Hong Kong: Keeping hope alive
A Lunar New Year with the outbreak of Coronavirus
Lunar New Year is, without doubt, the most important annual festival for the Chinese. It is not only a long holiday in Hong Kong, but also a time for family and friends to gather. It is similar to Christmas in the North, but with much more noise and laughter.
But this year, when the government announced extra days of “home stay” for civil servants until 2 February, due to the coronavirus outbreak, the atmosphere in the city chilled in an unexpected and unusual way. Scheduled festivities, which normally extend for more than two weeks, were mostly cancelled. In restaurants, there was no need to queue for hours and there were always free tables.
This is exceptional.
Then the government cancelled school and all non-essential services, allowing civil servants and encouraging all employees to work at home for another week (this is renewed weekly, currently until 1 March). Suddenly, the whole city, including its churches, had very different agendas. Instead of daily business or ministry, work meant hunting for surgical masks, alcohol hand cleanser and antiseptic utilities.
A few churches cancelled Sunday services on 9 February, more joined them on 16 February, and still more on 23 February. All other church programs and gatherings have been cancelled.
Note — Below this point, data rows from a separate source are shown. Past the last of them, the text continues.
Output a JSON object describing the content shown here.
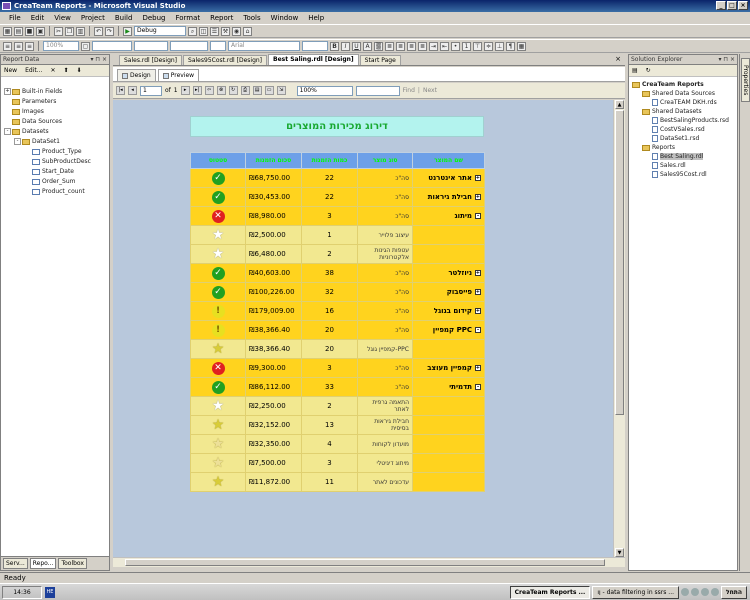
{
  "window": {
    "title": "CreaTeam Reports - Microsoft Visual Studio"
  },
  "menu": [
    "File",
    "Edit",
    "View",
    "Project",
    "Build",
    "Debug",
    "Format",
    "Report",
    "Tools",
    "Window",
    "Help"
  ],
  "toolbar": {
    "config": "Debug",
    "zoom": "100%",
    "font": "Arial"
  },
  "left_pane": {
    "title": "Report Data",
    "new_label": "New",
    "edit_label": "Edit...",
    "tree": [
      {
        "label": "Built-in Fields",
        "level": 0,
        "kind": "folder",
        "exp": "+"
      },
      {
        "label": "Parameters",
        "level": 0,
        "kind": "folder",
        "exp": ""
      },
      {
        "label": "Images",
        "level": 0,
        "kind": "folder",
        "exp": ""
      },
      {
        "label": "Data Sources",
        "level": 0,
        "kind": "folder",
        "exp": ""
      },
      {
        "label": "Datasets",
        "level": 0,
        "kind": "folder",
        "exp": "-"
      },
      {
        "label": "DataSet1",
        "level": 1,
        "kind": "folder",
        "exp": "-"
      },
      {
        "label": "Product_Type",
        "level": 2,
        "kind": "field",
        "exp": ""
      },
      {
        "label": "SubProductDesc",
        "level": 2,
        "kind": "field",
        "exp": ""
      },
      {
        "label": "Start_Date",
        "level": 2,
        "kind": "field",
        "exp": ""
      },
      {
        "label": "Order_Sum",
        "level": 2,
        "kind": "field",
        "exp": ""
      },
      {
        "label": "Product_count",
        "level": 2,
        "kind": "field",
        "exp": ""
      }
    ],
    "bottom_tabs": [
      "Serv...",
      "Repo...",
      "Toolbox"
    ]
  },
  "doc_tabs": [
    "Sales.rdl [Design]",
    "Sales95Cost.rdl [Design]",
    "Best Saling.rdl [Design]",
    "Start Page"
  ],
  "design_tabs": {
    "design": "Design",
    "preview": "Preview"
  },
  "report_toolbar": {
    "page": "1",
    "of_label": "of",
    "total": "1",
    "zoom": "100%",
    "find": "Find",
    "next": "Next"
  },
  "report": {
    "title": "דירוג מכירות המוצרים",
    "headers": [
      "שם המוצר",
      "סוג מוצר",
      "כמות הזמנות",
      "סכום הזמנות",
      "סטטוס"
    ],
    "rows": [
      {
        "product": "אתר אינטרנט",
        "toggle": "+",
        "ptype": "סה\"כ",
        "count": "22",
        "sum": "₪68,750.00",
        "status": "ok",
        "sub": false
      },
      {
        "product": "חבילת גיראות",
        "toggle": "+",
        "ptype": "סה\"כ",
        "count": "22",
        "sum": "₪30,453.00",
        "status": "ok",
        "sub": false
      },
      {
        "product": "מיתוג",
        "toggle": "-",
        "ptype": "סה\"כ",
        "count": "3",
        "sum": "₪8,980.00",
        "status": "bad",
        "sub": false
      },
      {
        "product": "",
        "toggle": "",
        "ptype": "עיצוב פלוייר",
        "count": "1",
        "sum": "₪2,500.00",
        "status": "star-empty",
        "sub": true
      },
      {
        "product": "",
        "toggle": "",
        "ptype": "עטפות הגינות אלקטרוניות",
        "count": "2",
        "sum": "₪6,480.00",
        "status": "star-empty",
        "sub": true
      },
      {
        "product": "ניוזלטר",
        "toggle": "+",
        "ptype": "סה\"כ",
        "count": "38",
        "sum": "₪40,603.00",
        "status": "ok",
        "sub": false
      },
      {
        "product": "פייסבוק",
        "toggle": "+",
        "ptype": "סה\"כ",
        "count": "32",
        "sum": "₪100,226.00",
        "status": "ok",
        "sub": false
      },
      {
        "product": "קידום בגוגל",
        "toggle": "+",
        "ptype": "סה\"כ",
        "count": "16",
        "sum": "₪179,009.00",
        "status": "warn",
        "sub": false
      },
      {
        "product": "PPC קמפיין",
        "toggle": "-",
        "ptype": "סה\"כ",
        "count": "20",
        "sum": "₪38,366.40",
        "status": "warn",
        "sub": false
      },
      {
        "product": "",
        "toggle": "",
        "ptype": "PPC-קמפיין גוגל",
        "count": "20",
        "sum": "₪38,366.40",
        "status": "star-full",
        "sub": true
      },
      {
        "product": "קמפיין מעוצב",
        "toggle": "+",
        "ptype": "סה\"כ",
        "count": "3",
        "sum": "₪9,300.00",
        "status": "bad",
        "sub": false
      },
      {
        "product": "תדמיתי",
        "toggle": "-",
        "ptype": "סה\"כ",
        "count": "33",
        "sum": "₪86,112.00",
        "status": "ok",
        "sub": false
      },
      {
        "product": "",
        "toggle": "",
        "ptype": "התאמה גרפית לאתר",
        "count": "2",
        "sum": "₪2,250.00",
        "status": "star-empty",
        "sub": true
      },
      {
        "product": "",
        "toggle": "",
        "ptype": "חבילת גיראות בסיסית",
        "count": "13",
        "sum": "₪32,152.00",
        "status": "star-full",
        "sub": true
      },
      {
        "product": "",
        "toggle": "",
        "ptype": "מועדון לקוחות",
        "count": "4",
        "sum": "₪32,350.00",
        "status": "star-half",
        "sub": true
      },
      {
        "product": "",
        "toggle": "",
        "ptype": "מיתוג דיגיטלי",
        "count": "3",
        "sum": "₪7,500.00",
        "status": "star-half",
        "sub": true
      },
      {
        "product": "",
        "toggle": "",
        "ptype": "עדכונים לאתר",
        "count": "11",
        "sum": "₪11,872.00",
        "status": "star-full",
        "sub": true
      }
    ]
  },
  "solution_explorer": {
    "title": "Solution Explorer",
    "tree": [
      {
        "label": "CreaTeam Reports",
        "level": 0,
        "kind": "project",
        "bold": true
      },
      {
        "label": "Shared Data Sources",
        "level": 1,
        "kind": "folder"
      },
      {
        "label": "CreaTEAM DKH.rds",
        "level": 2,
        "kind": "doc"
      },
      {
        "label": "Shared Datasets",
        "level": 1,
        "kind": "folder"
      },
      {
        "label": "BestSalingProducts.rsd",
        "level": 2,
        "kind": "doc"
      },
      {
        "label": "CostVSales.rsd",
        "level": 2,
        "kind": "doc"
      },
      {
        "label": "DataSet1.rsd",
        "level": 2,
        "kind": "doc"
      },
      {
        "label": "Reports",
        "level": 1,
        "kind": "folder"
      },
      {
        "label": "Best Saling.rdl",
        "level": 2,
        "kind": "doc",
        "selected": true
      },
      {
        "label": "Sales.rdl",
        "level": 2,
        "kind": "doc"
      },
      {
        "label": "Sales95Cost.rdl",
        "level": 2,
        "kind": "doc"
      }
    ]
  },
  "properties_tab": "Properties",
  "status": {
    "text": "Ready"
  },
  "taskbar": {
    "clock": "14:36",
    "lang": "HE",
    "items": [
      "CreaTeam Reports ...",
      "ןו - data filtering in ssrs ..."
    ],
    "start": "התחל"
  }
}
Most kinds of pastoring and fellowship, including Sunday worship, can only be done via internet or telephone. After seven months of social conflict, we are facing another round of challenges.
It is easy to imagine how cancelling Sunday services has caused a big debate. We affirm that the Word and Sacrament are important to us, especially in times of crisis, but we also tell church members that they are free to stay home, and those who are physically weak should stay home. They may join in the service via internet broadcasting, or they can sing a hymn and read a few verses of Scripture to strengthen their Spirit. Those who come to Sunday services in person are encouraged to sit apart and not to shake hands, while wearing a mask is mandatory. Extra caution is advised if Holy Communion is being distributed.
Staff at church-run schools and social services now face new pressures with regulations and hygienic requirements to avoid potential infections. An even harder challenge is the shortage of masks and antiseptic products and there is a growing sense of desperation which is creating both physical and mental problems. People queue up overnight to buy masks or tissues, and rice has sold out in some supermarkets because of panic buying.
In response, many churches, including our own, are doing what we can to help the needy. We gather daily supplies for the elderly and the poor, encouraging members to share what they have, rather than stocking up for longer than one or two months. Ministers are encouraged to spend more time caring via the internet, phone or even in person. In our homes for the elderly, counselors and ministers spend more time talking with residents in their rooms, while wearing a mask and washing their hands carefully.
There are rumors and fear around us, but we trust in our Lord, who will carry us through this time of trial. We also know that we can count on the prayers and practical support of Christians all over the world to support us in Hong Kong, as well as those affected elsewhere in Asia and around the globe. We shall overcome!